NATO is preparing to begin a partial American withdrawal from the collective defence of Europe.
In the coming weeks, the Pentagon will present concrete plans for NATO in Brussels. The United States will then outline which military capabilities Washington intends to reduce.
“These changes will be incorporated into our troop and capability offering at the next NATO force generation conference.
We want to provide the Allies with the necessary information and clarity to advance the transition to a European defence in which the Allies assume primary responsibility for the conventional defence of Europe as quickly and efficiently as possible,” a senior representative of the US Department of Defense confirmed to Die Welt.
US President Donald Trump began by making demands of the European NATO countries shortly after moving into the White House in January 2025. He and several other Americans have grown tired of an alliance in which the United States must bear most of the costs.
Following the war with Iran, during which no European country showed any willingness to contribute support, while NATO members such as Spain attempted to sabotage the American military operation, Trump and his team have probably had enough.
The Pentagon’s primary focus is China and the Indo-Pacific region, and both the Pentagon and the White House realise that the United States can no longer fight on multiple fronts simultaneously as the only major military power.
Europe must therefore fend for itself, which is ill-suited to a continent that is in conflict with Russia and is allowing itself to be invaded by immigrants who threaten Western Europe in particular from within.
The fifth column is thus already in place by invitation, and the European countries have almost no military capability to show for themselves after more than 30 years of cutbacks.
Europe Under Time Pressure
European NATO countries have long known that the United States intends to withdraw, but they assumed that this step would be gradual and coordinated. With the now-confirmed proposal, Washington is giving Europeans no significant transition period.

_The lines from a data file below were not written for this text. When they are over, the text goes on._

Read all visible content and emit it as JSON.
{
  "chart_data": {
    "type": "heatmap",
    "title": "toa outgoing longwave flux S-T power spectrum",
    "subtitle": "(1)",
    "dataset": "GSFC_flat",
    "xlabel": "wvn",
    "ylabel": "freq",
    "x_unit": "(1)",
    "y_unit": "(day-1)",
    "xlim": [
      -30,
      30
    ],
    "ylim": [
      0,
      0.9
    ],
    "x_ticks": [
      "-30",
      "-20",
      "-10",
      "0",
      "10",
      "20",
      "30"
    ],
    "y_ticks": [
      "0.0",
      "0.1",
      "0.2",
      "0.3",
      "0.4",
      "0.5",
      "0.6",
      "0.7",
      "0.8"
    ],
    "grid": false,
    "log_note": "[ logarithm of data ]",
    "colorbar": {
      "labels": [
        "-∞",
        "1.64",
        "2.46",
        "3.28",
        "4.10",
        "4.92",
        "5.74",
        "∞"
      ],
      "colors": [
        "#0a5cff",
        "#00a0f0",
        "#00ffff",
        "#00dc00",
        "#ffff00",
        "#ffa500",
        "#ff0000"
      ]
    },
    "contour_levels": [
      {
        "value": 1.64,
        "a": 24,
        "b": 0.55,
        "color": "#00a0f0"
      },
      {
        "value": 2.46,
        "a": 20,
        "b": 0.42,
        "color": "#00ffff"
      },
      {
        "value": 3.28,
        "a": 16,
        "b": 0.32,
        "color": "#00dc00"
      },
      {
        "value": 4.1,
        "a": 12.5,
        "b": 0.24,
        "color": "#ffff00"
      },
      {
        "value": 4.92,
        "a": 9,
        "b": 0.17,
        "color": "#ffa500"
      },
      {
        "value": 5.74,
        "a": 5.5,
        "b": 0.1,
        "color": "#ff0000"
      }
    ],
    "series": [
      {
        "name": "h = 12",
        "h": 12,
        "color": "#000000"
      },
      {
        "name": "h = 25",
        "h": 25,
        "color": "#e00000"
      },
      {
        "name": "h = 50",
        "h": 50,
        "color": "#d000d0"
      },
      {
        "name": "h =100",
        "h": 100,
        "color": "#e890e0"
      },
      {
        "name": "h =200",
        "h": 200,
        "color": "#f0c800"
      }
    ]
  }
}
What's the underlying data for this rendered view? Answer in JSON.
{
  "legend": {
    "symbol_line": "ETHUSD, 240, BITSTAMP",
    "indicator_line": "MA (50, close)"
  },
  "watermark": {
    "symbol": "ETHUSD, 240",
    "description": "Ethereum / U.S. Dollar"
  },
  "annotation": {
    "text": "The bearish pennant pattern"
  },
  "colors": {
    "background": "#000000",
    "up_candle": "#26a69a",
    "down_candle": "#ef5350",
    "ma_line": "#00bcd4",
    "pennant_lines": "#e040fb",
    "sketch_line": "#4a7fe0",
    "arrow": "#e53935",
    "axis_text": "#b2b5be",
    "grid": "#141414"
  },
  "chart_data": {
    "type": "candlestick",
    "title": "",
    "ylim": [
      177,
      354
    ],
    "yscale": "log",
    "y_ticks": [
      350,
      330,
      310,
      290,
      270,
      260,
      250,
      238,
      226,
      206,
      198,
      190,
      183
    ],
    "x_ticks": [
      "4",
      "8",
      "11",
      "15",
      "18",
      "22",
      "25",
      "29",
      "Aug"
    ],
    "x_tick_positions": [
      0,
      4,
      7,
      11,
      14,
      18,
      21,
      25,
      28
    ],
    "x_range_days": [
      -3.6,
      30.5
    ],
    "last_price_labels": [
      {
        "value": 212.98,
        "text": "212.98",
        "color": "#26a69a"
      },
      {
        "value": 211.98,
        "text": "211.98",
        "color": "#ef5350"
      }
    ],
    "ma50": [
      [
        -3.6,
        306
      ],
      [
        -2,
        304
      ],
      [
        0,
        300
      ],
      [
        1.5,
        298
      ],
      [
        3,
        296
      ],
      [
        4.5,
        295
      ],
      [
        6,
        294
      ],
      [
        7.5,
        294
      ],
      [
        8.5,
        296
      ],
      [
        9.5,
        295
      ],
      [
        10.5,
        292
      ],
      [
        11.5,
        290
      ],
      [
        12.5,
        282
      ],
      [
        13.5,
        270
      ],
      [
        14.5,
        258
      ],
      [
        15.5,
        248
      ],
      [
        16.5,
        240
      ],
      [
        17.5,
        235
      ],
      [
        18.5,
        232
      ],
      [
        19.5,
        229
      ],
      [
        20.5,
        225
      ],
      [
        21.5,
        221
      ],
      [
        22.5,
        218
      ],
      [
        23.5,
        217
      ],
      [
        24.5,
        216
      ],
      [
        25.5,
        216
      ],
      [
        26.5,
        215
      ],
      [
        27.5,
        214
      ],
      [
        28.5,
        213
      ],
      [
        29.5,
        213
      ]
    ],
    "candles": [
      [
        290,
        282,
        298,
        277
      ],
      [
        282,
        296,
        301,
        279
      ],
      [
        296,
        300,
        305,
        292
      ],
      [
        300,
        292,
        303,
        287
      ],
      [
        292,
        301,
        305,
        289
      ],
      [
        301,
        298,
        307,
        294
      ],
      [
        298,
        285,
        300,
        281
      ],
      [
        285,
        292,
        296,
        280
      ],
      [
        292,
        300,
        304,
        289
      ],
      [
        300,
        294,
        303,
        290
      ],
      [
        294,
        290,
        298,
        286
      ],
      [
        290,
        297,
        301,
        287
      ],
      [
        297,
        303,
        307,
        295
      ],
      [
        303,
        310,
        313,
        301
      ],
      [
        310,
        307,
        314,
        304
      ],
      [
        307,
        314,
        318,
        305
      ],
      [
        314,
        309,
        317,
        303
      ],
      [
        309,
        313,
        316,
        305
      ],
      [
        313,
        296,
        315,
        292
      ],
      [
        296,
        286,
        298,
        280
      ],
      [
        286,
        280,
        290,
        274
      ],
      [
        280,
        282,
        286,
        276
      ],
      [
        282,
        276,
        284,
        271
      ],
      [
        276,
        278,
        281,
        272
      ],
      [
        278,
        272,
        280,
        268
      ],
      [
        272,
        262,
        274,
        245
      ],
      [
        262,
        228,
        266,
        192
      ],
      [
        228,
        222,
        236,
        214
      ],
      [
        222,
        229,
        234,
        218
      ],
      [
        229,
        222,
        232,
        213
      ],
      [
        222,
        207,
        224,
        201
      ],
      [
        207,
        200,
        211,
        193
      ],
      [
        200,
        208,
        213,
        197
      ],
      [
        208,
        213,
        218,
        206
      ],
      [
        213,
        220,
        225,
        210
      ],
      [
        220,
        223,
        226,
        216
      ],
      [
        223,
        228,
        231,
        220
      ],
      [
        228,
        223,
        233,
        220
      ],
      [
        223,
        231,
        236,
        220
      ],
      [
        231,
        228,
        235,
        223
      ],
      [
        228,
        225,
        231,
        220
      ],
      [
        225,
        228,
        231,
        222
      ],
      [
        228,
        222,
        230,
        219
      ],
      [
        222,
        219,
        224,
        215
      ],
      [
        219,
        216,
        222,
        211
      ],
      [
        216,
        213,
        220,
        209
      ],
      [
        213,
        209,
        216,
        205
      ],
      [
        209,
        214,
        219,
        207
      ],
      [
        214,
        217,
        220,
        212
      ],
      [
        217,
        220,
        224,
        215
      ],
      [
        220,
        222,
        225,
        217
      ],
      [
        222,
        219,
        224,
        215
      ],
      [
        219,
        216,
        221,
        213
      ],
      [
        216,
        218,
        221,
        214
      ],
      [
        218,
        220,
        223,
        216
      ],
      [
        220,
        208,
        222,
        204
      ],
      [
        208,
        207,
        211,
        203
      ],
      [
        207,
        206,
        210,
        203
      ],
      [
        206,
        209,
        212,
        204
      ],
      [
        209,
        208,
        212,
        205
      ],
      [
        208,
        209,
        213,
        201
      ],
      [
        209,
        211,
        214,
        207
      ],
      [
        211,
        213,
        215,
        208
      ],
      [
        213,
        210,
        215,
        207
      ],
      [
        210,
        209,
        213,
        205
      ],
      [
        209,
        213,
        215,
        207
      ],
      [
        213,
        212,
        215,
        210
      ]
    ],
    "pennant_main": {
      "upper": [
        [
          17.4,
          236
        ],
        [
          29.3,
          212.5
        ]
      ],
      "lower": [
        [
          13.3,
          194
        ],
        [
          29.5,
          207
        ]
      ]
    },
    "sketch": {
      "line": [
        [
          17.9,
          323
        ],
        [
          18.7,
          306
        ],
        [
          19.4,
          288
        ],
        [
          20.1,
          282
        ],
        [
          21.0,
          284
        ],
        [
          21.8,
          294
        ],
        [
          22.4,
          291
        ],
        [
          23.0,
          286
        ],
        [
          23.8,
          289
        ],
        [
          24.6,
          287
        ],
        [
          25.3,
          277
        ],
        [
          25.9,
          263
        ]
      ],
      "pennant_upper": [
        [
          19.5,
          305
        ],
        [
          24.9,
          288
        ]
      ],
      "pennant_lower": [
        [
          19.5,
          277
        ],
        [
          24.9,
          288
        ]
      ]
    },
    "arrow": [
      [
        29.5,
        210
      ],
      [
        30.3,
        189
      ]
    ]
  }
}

This is a major problem, because although rearmament is under way and most European countries have increased their defence budgets, this will not have any significant effect on military capability for at least ten years.
In particular, the reductions that Washington has pressed for primarily concern NATO’s Force Model (NFM), the Alliance’s rapid reaction force system. It determines how many troops can be deployed to frontline positions as reinforcements within ten days, how many can be deployed within ten to thirty days, and how many soldiers can be mobilised within six months – up to 800,000.
The capabilities include strategic bombers, long-range precision strike capabilities, naval assets, and aerial refuelling aircraft.
At a NATO meeting in Brussels last week, an American defence policy adviser informed the Allies that the Trump administration intends to reduce the number of US fighter aircraft in Europe by one third.
NATO’s security guarantee, under which an attack on one member of the Alliance is regarded as an attack on all and triggers a collective response, is at risk, writes Die Welt.
This will be felt particularly acutely in the Baltic states, which were annexed by the Soviet Union in 1940 and governed from the Kremlin until the collapse of the Union in 1991. Norway may also be affected, but we may be spared because of our strategic importance to the United States.
According to information obtained by Die Welt, doubts already exist within the US Army in Europe as to whether NATO possesses sufficient forces and capabilities fully to implement its regional defence plans.
This could open the door to Russian advances, and the Baltic countries – Latvia, Lithuania and Estonia – probably have the greatest reason to fear such a development.
Personally, I do not believe that an attack on NATO countries is particularly likely. Putin wants a security buffer around Russia and surely knows that the country he governs does not have the capacity to fight NATO if the United States contributes. A nuclear war is not a solution that would save Russia; quite the contrary.
As Franklin D. Roosevelt said in his speech upon first being inaugurated as President in 1933: “The only thing we have to fear is fear itself.”